L’application de l’article 684 du code de procédure civile

Le domicile d’autres parties enfin était situé hors de l’Union et hors d’États liés par la Convention de La Haye ou par une autre convention internationale. Il fallait alors faire application de l’article 684 du code de procédure civile, selon lequel l’acte destiné à être notifié à une personne ayant sa résidence habituelle à l’étranger est remis au parquet, dès lors qu’aucun règlement ou traité n’est applicable.

Il fallait donc tenir compte de la date de remise au parquet pour déterminer si le délai de deux mois augmenté de deux mois était expiré. Il est utile de rappeler qu’un arrêt de la deuxième chambre civile du 21 janvier 1998 (pourvoi n° 97-16.078, Dalloz jurisprudence) a énoncé qu’à l’encontre des parties domiciliées à l’étranger, le délai de pourvoi court du jour de la signification régulièrement faite au parquet et non de la date de la remise à l’intéressé d’une copie de l’acte par les autorités étrangères. L’un des arrêts du 10 octobre 2018 (n° 16-19.430, Dalloz jurisprudence) reprend cette même approche mais en allant plus loin : en précisant que, dans cette hypothèse de parties domiciliées hors de l’Union et hors d’un État lié par la Convention de La Haye, aucun règlement communautaire ou traité international n’autorise l’huissier de justice ou le greffe à transmettre directement l’acte en cause à son destinataire ou à une autorité compétente de l’État de destination.

La compétence du juge français

L’affaire soulevait par ailleurs un problème de compétence du juge français à propos des demandes d’indemnités formées contre la société allemande qui avait été chargée du contrôle de qualité des implants, et ce au regard des dispositions du règlement Bruxelles I n° 44/2001 du 22 décembre 2000. Son article 5, § 3, dispose qu’une personne domiciliée sur le territoire d’un État membre peut être attraite, dans un autre État membre, en matière délictuelle ou quasi délictuelle, devant le tribunal du lieu où le fait dommageable s’est produit ou risque de se produire.

Dans les deux arrêts, la Cour de cassation procède à une substitution d’un motif de pur droit à ceux utilisés par les juges du fond. Elle pose que la compétence des juridictions françaises se justifie par le fait que le fait générateur du dommage était localisé en France, dès lors que les manquements reprochés à la société allemande concernaient une surveillance de la qualité effectuée dans des locaux de la société PIP en France.
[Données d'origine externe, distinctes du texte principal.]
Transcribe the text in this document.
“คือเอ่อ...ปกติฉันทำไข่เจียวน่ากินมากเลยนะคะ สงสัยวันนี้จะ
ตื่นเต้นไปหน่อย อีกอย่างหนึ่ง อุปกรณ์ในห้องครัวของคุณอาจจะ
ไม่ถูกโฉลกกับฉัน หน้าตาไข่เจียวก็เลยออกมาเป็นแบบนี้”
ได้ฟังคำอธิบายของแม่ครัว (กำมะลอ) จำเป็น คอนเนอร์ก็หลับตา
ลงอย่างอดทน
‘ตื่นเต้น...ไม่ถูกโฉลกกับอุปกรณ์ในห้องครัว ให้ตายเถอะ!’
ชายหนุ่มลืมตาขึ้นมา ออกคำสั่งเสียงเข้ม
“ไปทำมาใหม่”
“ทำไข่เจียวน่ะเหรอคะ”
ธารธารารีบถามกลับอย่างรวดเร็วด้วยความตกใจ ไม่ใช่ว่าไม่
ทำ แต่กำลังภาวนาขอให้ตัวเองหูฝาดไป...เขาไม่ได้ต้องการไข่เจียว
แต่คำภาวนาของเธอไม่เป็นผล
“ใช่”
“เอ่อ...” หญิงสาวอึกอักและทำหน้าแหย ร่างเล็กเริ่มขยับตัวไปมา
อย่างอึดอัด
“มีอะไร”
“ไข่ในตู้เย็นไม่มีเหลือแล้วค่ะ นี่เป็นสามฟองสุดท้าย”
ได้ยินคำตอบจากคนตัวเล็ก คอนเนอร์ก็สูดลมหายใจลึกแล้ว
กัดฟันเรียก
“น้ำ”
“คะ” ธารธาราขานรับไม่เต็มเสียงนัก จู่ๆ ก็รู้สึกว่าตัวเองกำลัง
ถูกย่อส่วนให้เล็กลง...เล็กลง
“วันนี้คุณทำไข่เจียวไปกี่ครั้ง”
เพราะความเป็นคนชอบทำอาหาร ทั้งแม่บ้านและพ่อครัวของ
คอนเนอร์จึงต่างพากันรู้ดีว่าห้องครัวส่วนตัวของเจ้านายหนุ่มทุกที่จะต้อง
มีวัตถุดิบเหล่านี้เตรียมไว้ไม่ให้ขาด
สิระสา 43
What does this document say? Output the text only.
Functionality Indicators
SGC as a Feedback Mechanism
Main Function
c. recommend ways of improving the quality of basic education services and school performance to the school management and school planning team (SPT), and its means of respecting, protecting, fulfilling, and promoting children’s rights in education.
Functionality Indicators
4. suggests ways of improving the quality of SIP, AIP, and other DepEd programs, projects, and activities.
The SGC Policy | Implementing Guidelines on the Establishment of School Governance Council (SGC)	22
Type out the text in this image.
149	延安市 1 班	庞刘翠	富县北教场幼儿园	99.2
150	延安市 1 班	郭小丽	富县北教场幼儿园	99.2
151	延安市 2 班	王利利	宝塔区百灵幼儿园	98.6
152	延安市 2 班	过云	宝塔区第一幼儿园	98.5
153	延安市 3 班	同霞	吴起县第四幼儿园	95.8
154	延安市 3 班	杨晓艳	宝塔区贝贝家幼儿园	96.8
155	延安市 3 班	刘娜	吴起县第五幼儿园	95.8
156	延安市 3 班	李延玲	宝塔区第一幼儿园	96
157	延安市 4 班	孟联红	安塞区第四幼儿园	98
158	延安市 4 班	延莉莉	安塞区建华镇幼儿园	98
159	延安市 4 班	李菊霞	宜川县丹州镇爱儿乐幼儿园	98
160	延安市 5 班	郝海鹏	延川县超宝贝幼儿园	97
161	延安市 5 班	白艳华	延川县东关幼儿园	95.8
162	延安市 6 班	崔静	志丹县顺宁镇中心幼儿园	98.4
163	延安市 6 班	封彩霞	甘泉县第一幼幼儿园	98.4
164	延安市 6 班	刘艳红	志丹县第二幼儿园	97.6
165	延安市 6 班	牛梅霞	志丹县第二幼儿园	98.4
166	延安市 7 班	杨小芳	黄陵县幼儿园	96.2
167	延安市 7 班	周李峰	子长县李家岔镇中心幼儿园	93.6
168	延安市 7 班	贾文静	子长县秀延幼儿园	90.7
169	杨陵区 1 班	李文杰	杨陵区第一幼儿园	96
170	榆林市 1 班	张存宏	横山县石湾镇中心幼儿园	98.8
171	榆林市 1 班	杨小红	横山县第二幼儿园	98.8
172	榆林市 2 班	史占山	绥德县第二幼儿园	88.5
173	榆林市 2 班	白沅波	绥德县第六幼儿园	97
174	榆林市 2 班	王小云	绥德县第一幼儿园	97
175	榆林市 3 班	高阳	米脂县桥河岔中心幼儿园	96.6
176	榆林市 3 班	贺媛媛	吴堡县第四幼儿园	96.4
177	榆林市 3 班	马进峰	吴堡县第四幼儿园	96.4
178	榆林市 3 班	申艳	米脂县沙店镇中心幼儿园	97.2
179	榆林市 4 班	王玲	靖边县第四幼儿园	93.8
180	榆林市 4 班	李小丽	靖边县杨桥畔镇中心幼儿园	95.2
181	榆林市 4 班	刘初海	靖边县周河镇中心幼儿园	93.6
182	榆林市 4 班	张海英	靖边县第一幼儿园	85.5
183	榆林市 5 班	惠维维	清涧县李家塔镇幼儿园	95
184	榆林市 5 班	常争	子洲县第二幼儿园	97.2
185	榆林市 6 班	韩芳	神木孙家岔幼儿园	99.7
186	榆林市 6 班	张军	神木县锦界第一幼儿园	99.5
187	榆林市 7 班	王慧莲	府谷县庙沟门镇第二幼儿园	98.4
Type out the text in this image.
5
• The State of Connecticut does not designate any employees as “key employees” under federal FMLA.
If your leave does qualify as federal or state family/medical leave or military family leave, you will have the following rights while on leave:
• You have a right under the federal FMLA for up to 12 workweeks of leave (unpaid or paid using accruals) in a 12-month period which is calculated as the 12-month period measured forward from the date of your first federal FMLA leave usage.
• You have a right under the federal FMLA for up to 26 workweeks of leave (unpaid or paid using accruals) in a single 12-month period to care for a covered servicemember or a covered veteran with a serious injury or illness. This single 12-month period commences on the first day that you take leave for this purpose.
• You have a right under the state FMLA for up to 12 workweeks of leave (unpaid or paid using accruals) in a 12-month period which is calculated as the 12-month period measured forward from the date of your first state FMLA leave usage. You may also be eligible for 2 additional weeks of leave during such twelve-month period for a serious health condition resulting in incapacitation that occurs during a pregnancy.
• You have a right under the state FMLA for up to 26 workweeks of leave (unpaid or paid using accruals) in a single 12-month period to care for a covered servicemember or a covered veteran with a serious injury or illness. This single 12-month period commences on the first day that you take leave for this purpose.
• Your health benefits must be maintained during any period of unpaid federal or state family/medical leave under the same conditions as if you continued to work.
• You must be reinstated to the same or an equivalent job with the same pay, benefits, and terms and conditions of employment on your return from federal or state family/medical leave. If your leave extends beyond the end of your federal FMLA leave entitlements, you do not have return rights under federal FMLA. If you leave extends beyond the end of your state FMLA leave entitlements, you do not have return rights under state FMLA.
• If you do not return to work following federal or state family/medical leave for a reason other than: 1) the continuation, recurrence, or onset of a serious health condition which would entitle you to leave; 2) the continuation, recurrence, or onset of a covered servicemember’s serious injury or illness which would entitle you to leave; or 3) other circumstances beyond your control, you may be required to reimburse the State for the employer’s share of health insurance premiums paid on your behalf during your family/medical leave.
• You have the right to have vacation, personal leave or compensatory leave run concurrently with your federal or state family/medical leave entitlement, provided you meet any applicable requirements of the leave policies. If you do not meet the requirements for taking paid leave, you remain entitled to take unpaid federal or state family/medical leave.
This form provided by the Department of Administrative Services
Cette position se situe dans la ligne de la jurisprudence de la Cour de justice de l’Union européenne (CJUE), qui rappelle régulièrement que la notion de « lieu où le fait dommageable s’est produit ou risque de se produire » vise à la fois le lieu de la matérialisation du dommage et celui de l’événement causal qui est à l’origine de ce dommage, de telle sorte que le défendeur peut être attrait, au choix du demandeur, devant le tribunal de l’un ou l’autre de ces deux lieux (v. par ex. CJCE 10 juin 2004, Kronhofer, aff. C-168/02, point 16, D. 2004. 1934, et les obs. ; ibid. 2005. 1192, obs. P. Courbe et H. Chanteloup ; Rev. crit. DIP 2005. 326, note H. Muir Watt ; 16 juin 2016, Universal Music International Holding, aff. C-12/15, point 28, Dalloz actualité, 6 juill. 2016, obs. F. Mélin , note O. Boskovic ; ibid. 2025, obs. L. d’Avout et S. Bollée ; RTD com. 2017. 233, obs. A. Marmisse-d’Abbadie d’Arrast ; RTD eur. 2016. 805, obs. E. Guinchard ).

La loi applicable

Enfin, la question de la loi compétente est envisagée par la Cour de cassation. Les deux arrêts indiquent que les faits litigieux se sont déroulés sur une période s’étendant de 1997 à 2010. Or cette précision est importante pour déterminer la règle de conflit de lois applicable. En effet, le règlement Rome II n° 864/2007 du 11 juillet 2007 sur la loi applicable aux obligations non contractuelles s’applique aux faits générateurs de dommages survenus depuis le 11 janvier 2009 (art. 31 et 32) ; et qu’avant cette date, la règle de conflit était d’origine jurisprudentielle. Il fallait donc distinguer deux phases, selon que s’imposait la règle de conflit classique issue de la jurisprudence ou le règlement, car les faits litigieux se sont produits de 1997 à 2010.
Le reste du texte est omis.